I spend 8-10 hours a day staring at my screens for school and work. To counteract this, I’ve challenged myself to read 100 books in the year. That may not be a feasible number for everyone, but reading for even half an hour will give your eyes and brain a break. On that note, if anyone has good book recommendations, definitely send them my way!
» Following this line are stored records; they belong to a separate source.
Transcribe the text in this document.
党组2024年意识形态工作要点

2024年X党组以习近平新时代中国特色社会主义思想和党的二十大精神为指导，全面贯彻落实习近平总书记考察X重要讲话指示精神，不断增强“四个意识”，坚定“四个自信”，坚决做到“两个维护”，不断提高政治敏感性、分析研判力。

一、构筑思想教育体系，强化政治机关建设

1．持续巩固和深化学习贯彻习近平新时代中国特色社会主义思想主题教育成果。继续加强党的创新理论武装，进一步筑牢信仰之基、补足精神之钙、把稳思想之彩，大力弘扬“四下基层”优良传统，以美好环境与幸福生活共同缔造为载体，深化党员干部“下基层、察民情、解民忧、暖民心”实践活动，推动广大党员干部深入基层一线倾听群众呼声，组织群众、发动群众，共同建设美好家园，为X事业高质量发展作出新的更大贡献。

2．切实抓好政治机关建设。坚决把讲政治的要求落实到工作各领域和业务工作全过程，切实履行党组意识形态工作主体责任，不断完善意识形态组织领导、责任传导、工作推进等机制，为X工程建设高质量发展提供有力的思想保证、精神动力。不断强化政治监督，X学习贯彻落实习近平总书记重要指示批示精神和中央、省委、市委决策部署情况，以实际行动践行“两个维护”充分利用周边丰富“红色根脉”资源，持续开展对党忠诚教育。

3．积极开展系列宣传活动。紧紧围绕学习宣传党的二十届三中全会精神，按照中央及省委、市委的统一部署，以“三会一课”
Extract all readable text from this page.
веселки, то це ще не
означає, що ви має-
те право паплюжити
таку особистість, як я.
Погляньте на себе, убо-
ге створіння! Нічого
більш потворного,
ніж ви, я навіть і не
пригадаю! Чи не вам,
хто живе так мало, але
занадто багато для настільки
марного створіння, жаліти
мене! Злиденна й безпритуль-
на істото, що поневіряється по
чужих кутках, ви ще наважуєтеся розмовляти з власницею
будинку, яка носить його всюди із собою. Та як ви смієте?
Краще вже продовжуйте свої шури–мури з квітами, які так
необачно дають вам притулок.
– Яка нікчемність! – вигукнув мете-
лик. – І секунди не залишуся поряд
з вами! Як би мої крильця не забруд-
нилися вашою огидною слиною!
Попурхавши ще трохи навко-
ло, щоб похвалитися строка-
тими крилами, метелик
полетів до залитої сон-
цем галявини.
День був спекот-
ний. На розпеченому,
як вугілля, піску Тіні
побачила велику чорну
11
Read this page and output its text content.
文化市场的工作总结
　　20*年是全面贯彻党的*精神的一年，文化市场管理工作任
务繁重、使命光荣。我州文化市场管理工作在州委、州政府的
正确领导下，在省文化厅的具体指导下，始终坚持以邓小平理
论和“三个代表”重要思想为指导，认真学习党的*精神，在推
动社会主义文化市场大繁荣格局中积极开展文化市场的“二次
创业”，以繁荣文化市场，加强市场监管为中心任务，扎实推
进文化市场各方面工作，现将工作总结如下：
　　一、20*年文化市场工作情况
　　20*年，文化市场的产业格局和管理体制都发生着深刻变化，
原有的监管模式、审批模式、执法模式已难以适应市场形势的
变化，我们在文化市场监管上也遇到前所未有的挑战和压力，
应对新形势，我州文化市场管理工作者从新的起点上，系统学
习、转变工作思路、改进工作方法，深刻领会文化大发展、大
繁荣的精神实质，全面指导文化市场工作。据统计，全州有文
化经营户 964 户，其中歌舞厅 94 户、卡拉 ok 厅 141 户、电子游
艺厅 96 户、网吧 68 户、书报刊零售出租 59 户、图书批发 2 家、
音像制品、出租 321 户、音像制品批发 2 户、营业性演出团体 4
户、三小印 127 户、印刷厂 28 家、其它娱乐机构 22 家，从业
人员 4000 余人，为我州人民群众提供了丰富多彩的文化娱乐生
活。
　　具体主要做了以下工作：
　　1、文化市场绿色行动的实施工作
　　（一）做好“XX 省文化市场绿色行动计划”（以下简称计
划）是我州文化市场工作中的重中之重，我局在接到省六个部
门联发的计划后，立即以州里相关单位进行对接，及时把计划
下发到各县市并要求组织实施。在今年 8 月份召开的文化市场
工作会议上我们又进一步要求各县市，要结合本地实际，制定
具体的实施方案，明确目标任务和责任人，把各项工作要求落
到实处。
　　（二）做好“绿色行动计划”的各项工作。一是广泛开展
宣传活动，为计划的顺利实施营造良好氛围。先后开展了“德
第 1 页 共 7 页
Make Your Own Wellness Days

The idea of wellness days was well-meaning by the chancellor, but the reality of taking a random Tuesday and Wednesday off just isn’t feasible for many of us. We have jobs and internships that won’t be giving us the day off, so we’ll keep working through it. The idea is a good one, though. If you have the flexibility, try to set aside a weekend that is just for your wellness. Go to the zoo, stay in bed all day, learn a new sport. Whatever you do, set your email to out of the office and take the whole day off. You deserve it.

Commit To Your Breaks

One of the most important things you can do is commit to taking your break when you schedule one. The sanctity of my Wegmans and Target trips is never disturbed. If I go with my roommates, we keep the convos on our personal lives or movies we want to watch, and if I go by myself, I make sure it’s music or a podcast in my ears and not anything school-related.

The next six months of our lives aren’t going to be easy, but we have the power to keep ourselves healthy and avoid burning out.